- A federal judge blocked the $100,000 H-1B fee, ruling it was an unauthorized tax imposed without Congress.
- Judge Leo Sorokin found the surcharge violated the Administrative Procedure Act and exceeded presidential executive authority.
- The ruling provides financial relief to healthcare, education, and technology sectors previously burdened by the massive cost.
(DISTRICT OF MASSACHUSETTS) – U.S. District Judge Leo Sorokin blocked President Donald Trump’s $100,000 supplementary fee for new H-1B visas on June 8, 2026, ruling that the administration had imposed an unauthorized tax without congressional approval.
Sorokin, sitting in the District of Massachusetts, struck down the policy in California et al. v. Trump, Case No. 1:26-cv-11581. He found that the charge violated the Administrative Procedure Act and could not stand because the Constitution reserves taxing power to Congress.
The ruling halts one of the administration’s highest-cost immigration measures. Employers seeking new H-1B workers had been required to pay the $100,000 surcharge on top of standard filing fees, which typically ranged from $2,000 to $5,000.
Trump created the fee through Presidential Proclamation 10973, titled “Restriction on Entry of Certain Nonimmigrant Workers,” signed on September 19, 2025 and implemented on September 21, 2025. The proclamation added the extra charge to new H-1B petitions, sharply increasing the cost of hiring foreign workers in specialty occupations.
Sorokin’s decision turned on the distinction between a regulatory fee and a tax. The court concluded that the payment raised revenue rather than simply covering an agency service, placing it outside executive authority unless Congress had approved it.
The case was brought by 20 Democratic state attorneys general, who argued that the surcharge damaged hiring in healthcare, education and technology. Their lawsuit said the administration had erected a financial barrier that state institutions, hospitals, universities and private employers could not easily absorb.
DHS Secretary Markwayne Mullin had defended the policy days earlier in testimony before a Senate Appropriations Subcommittee on June 2, 2026. He said, “We had 286,000 applicants a year to date for the H-1B visas; out of those, over 200,000 of them paid $100,000 to be able to come in because it allows us to process them in a little bit faster of a manner.”
Mullin’s account presented the fee as tied to faster processing. The administration said employers paying the charge could secure 15-day turnaround rather than a standard 7.5-month wait.
That testimony sits uneasily beside the government’s own court filings from March 2026. Those filings said only 85 payments had been processed as of February 15, 2026, and described a “chilling effect” on applications.
The gap between 85 payments and Mullin’s statement that over 200,000 applicants had paid the $100,000 fee is likely to draw attention as the case moves forward. The two accounts point to sharply different pictures of how widely the policy was used and how quickly it took hold.

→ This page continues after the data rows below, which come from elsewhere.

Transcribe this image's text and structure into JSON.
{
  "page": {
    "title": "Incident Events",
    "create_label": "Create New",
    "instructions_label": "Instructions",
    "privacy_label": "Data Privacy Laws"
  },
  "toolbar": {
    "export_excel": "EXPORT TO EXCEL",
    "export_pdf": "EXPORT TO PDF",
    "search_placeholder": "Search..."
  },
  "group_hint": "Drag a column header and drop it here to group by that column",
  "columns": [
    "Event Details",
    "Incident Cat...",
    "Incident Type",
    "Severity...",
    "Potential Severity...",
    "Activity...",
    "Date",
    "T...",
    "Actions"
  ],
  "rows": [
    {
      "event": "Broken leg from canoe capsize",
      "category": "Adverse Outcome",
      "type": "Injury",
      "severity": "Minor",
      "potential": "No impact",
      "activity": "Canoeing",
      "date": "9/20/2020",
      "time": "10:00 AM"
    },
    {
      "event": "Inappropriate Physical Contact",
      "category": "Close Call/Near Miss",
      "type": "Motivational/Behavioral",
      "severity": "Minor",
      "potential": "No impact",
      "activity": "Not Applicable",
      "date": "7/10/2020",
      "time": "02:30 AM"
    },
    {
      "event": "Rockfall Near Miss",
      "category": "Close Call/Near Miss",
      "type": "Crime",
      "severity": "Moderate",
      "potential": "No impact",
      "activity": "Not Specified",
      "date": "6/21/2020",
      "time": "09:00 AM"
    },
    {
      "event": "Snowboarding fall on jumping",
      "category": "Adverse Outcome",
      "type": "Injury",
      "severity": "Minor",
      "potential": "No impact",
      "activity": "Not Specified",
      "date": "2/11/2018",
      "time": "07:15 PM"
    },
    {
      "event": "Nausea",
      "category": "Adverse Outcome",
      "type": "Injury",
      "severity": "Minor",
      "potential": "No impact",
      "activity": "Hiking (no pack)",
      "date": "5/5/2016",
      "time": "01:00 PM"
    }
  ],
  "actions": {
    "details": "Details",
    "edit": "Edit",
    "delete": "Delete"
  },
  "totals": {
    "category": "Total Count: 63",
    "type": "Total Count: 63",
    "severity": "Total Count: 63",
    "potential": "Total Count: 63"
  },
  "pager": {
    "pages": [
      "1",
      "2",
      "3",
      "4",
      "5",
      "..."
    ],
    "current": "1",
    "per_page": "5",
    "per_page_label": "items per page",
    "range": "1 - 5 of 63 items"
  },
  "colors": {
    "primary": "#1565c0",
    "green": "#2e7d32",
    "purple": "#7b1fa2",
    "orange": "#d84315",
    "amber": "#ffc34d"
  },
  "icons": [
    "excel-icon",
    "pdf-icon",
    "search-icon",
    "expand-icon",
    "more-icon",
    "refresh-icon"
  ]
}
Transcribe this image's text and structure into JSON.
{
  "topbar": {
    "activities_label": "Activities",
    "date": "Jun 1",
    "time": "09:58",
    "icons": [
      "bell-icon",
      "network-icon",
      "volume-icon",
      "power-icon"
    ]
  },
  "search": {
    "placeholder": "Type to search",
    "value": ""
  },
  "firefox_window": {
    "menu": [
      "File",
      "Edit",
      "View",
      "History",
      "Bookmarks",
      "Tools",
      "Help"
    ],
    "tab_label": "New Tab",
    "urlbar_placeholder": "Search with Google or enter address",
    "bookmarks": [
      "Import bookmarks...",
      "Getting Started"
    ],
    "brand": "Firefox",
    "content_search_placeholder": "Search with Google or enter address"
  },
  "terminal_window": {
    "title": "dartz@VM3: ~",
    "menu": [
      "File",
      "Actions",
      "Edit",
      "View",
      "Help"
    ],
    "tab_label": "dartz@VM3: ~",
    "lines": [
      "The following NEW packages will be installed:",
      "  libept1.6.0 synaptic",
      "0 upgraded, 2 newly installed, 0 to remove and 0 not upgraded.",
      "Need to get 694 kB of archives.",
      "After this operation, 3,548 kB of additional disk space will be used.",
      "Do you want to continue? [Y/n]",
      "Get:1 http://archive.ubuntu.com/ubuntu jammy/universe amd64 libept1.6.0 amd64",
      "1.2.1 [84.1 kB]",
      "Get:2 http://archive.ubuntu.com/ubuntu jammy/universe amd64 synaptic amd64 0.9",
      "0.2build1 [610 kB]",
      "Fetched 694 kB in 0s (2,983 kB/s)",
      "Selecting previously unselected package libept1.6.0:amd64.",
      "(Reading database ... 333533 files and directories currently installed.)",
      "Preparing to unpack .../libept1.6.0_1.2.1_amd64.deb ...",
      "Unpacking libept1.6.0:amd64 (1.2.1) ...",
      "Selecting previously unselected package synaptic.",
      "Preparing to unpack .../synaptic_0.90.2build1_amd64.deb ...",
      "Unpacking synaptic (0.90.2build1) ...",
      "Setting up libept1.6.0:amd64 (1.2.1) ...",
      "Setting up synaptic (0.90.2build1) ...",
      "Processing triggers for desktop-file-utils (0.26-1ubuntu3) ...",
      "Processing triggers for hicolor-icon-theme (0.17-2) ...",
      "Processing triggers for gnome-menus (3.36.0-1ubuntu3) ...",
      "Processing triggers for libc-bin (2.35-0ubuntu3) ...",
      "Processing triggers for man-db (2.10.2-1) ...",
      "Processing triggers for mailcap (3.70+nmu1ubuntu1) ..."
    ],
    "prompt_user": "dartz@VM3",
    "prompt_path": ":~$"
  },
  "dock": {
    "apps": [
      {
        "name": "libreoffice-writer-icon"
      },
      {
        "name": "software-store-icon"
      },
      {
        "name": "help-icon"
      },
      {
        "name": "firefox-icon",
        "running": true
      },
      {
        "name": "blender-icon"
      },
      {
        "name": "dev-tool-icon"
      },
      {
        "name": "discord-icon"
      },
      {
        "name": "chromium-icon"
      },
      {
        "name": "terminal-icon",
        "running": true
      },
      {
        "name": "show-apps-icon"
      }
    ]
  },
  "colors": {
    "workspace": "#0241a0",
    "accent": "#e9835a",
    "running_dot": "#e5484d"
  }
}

Mullin also addressed compliance with adverse court rulings during the June 2, 2026 hearing. Asked whether he would obey court orders that ruled against the department, he said, “If we didn’t think courts were politicized, then I would probably be able to answer that.”
The Massachusetts ruling cuts into the administration’s “Hire American” agenda, which sought to discourage foreign hiring by making it far more expensive. Removing the surcharge restores the traditional H-1B cost structure, at least unless the administration wins a stay or adopts a new approach through Congress or fresh rulemaking.
Employers that rely on H-1B workers now no longer face a mandatory $100,000 surcharge for each new hire. That change affects sectors already named in the litigation, including technology companies, school systems and rural hospitals that said the fee pushed recruiting costs far beyond standard levels.
Foreign professionals also stand to benefit because sponsorship returns to the earlier fee structure. Workers from India and China were among those who had been priced out after the supplementary charge took effect.
Refund questions now sit over the case. More than 200,000 applicants who paid under Mullin’s account may seek their money back, though the Department of Homeland Security had not issued guidance by June 8, 2026 on whether vacating the policy will apply retroactively.
The dispute also reaches beyond immigration policy into separation of powers. Sorokin’s ruling treated the fee not as an administrative adjustment but as a tax, and that framing places the case in a constitutional fight over how far a president can go in raising money without lawmakers.
The administration’s options from here include an appeal and a request to preserve the charge while litigation continues. Any further move will matter to employers that budgeted for the surcharge, workers whose petitions were delayed or dropped, and state governments that argued the policy weakened their ability to staff public services.
USCIS had not posted a ruling-specific notice in its newsroom by the time of the decision, but the agency’s newsroom is the place to watch for any policy alert or statement on the vacatur. The Department of Homeland Security’s news page remains the clearest place to track any response from Mullin or the department, while the Federal Register entry for Presidential Proclamation 10973 shows the order that launched the fee now struck down in court.